Как-то к ней в палату прорвался директор местной электростанции.
— Девушка, — говорил он, — прошу, умоляю, чтобы ты приехала к нам. Я умоляю, ваш начальник госпиталя запрещает. Почему запрещает? К другим тебе можно ехать, а к нам нельзя? А все другие, сама знаешь, от нас зависят. Плохо с энергией — плохо с выполнением плана. А что такое план? Это то, что надо дать на фронт. Понимаю, ты слабая, много выступать тебе нельзя, но очень прошу, один раз приезжай к нам, хоть на несколько минут приезжай. Пускай те, кто еще не работает по-фронтовому, хоть поглядят на тебя, на девушку из Ленинграда.

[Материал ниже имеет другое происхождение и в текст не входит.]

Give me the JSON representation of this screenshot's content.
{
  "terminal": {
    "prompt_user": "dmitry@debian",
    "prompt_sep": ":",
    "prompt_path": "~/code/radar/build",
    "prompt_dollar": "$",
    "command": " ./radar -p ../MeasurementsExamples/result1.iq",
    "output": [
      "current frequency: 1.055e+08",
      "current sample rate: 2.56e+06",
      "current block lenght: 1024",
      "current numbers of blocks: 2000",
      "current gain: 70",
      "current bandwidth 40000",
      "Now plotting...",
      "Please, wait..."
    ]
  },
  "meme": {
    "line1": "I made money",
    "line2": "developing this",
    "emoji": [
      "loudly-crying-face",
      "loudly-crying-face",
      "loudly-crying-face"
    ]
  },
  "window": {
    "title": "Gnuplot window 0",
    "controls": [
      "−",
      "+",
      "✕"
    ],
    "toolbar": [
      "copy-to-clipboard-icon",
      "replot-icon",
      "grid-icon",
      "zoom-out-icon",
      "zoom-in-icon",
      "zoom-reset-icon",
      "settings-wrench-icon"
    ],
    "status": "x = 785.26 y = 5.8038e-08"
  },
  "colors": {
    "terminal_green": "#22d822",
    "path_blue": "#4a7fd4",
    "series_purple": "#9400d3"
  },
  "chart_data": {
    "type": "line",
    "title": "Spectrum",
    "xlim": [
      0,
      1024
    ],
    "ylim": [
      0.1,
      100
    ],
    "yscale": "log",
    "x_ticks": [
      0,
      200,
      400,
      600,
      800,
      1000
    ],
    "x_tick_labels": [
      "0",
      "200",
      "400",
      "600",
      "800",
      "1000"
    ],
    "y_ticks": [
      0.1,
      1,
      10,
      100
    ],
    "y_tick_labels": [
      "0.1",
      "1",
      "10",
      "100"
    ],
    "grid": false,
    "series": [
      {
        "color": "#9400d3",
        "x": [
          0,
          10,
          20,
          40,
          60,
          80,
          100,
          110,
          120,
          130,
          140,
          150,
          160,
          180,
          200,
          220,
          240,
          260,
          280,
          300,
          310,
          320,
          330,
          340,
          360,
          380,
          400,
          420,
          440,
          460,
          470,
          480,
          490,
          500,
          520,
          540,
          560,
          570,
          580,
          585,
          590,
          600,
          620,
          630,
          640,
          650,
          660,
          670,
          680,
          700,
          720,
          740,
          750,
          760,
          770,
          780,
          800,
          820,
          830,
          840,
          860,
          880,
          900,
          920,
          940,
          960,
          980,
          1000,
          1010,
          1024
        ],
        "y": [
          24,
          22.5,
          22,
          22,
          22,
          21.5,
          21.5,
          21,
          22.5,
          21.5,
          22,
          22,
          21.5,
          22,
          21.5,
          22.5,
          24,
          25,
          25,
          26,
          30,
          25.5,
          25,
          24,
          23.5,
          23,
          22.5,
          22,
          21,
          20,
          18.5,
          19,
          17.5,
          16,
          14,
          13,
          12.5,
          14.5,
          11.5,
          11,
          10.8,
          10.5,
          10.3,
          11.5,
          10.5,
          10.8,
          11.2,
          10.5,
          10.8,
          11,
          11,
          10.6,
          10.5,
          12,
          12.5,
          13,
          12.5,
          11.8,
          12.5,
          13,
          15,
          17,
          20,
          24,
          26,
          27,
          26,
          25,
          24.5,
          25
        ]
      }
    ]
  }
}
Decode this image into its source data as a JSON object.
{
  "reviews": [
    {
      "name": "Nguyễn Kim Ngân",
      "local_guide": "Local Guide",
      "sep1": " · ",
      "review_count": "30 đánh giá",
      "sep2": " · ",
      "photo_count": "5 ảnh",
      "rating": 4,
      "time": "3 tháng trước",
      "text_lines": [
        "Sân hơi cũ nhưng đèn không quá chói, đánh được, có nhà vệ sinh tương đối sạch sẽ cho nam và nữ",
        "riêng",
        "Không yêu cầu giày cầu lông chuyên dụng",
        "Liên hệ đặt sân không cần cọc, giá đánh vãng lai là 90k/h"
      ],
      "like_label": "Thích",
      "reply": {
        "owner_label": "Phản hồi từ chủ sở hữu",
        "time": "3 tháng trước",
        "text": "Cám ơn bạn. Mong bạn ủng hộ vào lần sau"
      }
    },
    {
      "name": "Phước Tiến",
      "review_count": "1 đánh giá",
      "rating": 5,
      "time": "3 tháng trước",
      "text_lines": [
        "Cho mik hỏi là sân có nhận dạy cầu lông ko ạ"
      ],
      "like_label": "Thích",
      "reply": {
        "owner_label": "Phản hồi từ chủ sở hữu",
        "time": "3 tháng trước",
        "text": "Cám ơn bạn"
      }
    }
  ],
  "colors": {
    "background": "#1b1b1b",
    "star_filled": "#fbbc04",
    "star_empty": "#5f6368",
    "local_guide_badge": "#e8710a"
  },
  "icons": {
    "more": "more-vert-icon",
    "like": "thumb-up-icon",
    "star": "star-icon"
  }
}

От той поездки на ГЭС остались в памяти большой зал, наполненный людьми, и поразительная тишина, когда слушали ее. Потом толпа рабочих провожала ее до машины. Хотели донести на руках, едва отбилась: «Сама я, мне даже полезно. Учусь ходить на костылях».
Много было таких встреч. Теперь уже все трудно вспомнить. А то выступление на ГЭС запомнилось особенно потому, что имело продолжение. Через несколько дней директор станции опять приехал в госпиталь, опять прорвался к ней в палату:
— Спасибо тебе, девушка, спасибо, ленинградка. Ты знаешь, что сделала? Ты сердце перевернула у наших людей. Раньше говорили — не можем больше выработать никак! И правда, машины старые, ремонт им нужен и нельзя остановить на долгий ремонт. А после того как ты приезжала, ремонт не делали, а работают лучше. Даже не пойму как, но лучше, можешь мне поверить. То не выполняли план, а теперь выполняют. Стараются наши, как ленинградцы, честное слово.
Ока долго лежала в госпитале. Кончилось лето, прошла осень, прошла и зима… Ей сделали протез. Кто знает, чем раньше занимались люди, которых война заставила взяться за изготовление искусственных рук и ног? Может быть, лили гири, гантели для спортсменов, может, просто чинили примусы. Протезы они делать толком еще не научились. Тот, что привезли Нине, был неуклюж и тяжел. Она надела и попробовала ходить — сперва по палате, потом по госпитальному двору.
На дворе ее встречали солдаты с ампутированными ногами.
— Брось, девушка, не мучай себя, — говорили они. — Нам тоже сделали такие штуки. Не можем носить их. Мы, мужики, не можем, куда же тебе, девчонке?
— А я буду! — твердила Нина и кусала губы.
Было больно, протез жал, натирал ногу до крови. Что-то в нем исправили, но легче не становилось… Каждое утро она содрогалась, надевая его. Начинался новый день пыток. Она терпела, а если плакала, то отвернувшись к стене, чтобы никто не видел. Но в конце концов Нина победила эту проклятую штуку. Стала ходить на протезе. Правда, с костылями, без них еще не могла, но и то было победой. Врачи водили ее по всему госпиталю, демонстрировали раненым:
— Вы бросаете протезы, говорите, не привыкнуть, а вот девушка привыкла, ходит. Как же вам, мужчинам, не стыдно?
И то, чего не могли раньше сделать уговоры, объяснения врачей, сделал пример этой девушки. Мужчины тоже стали носить протезы и постепенно привыкали к ним.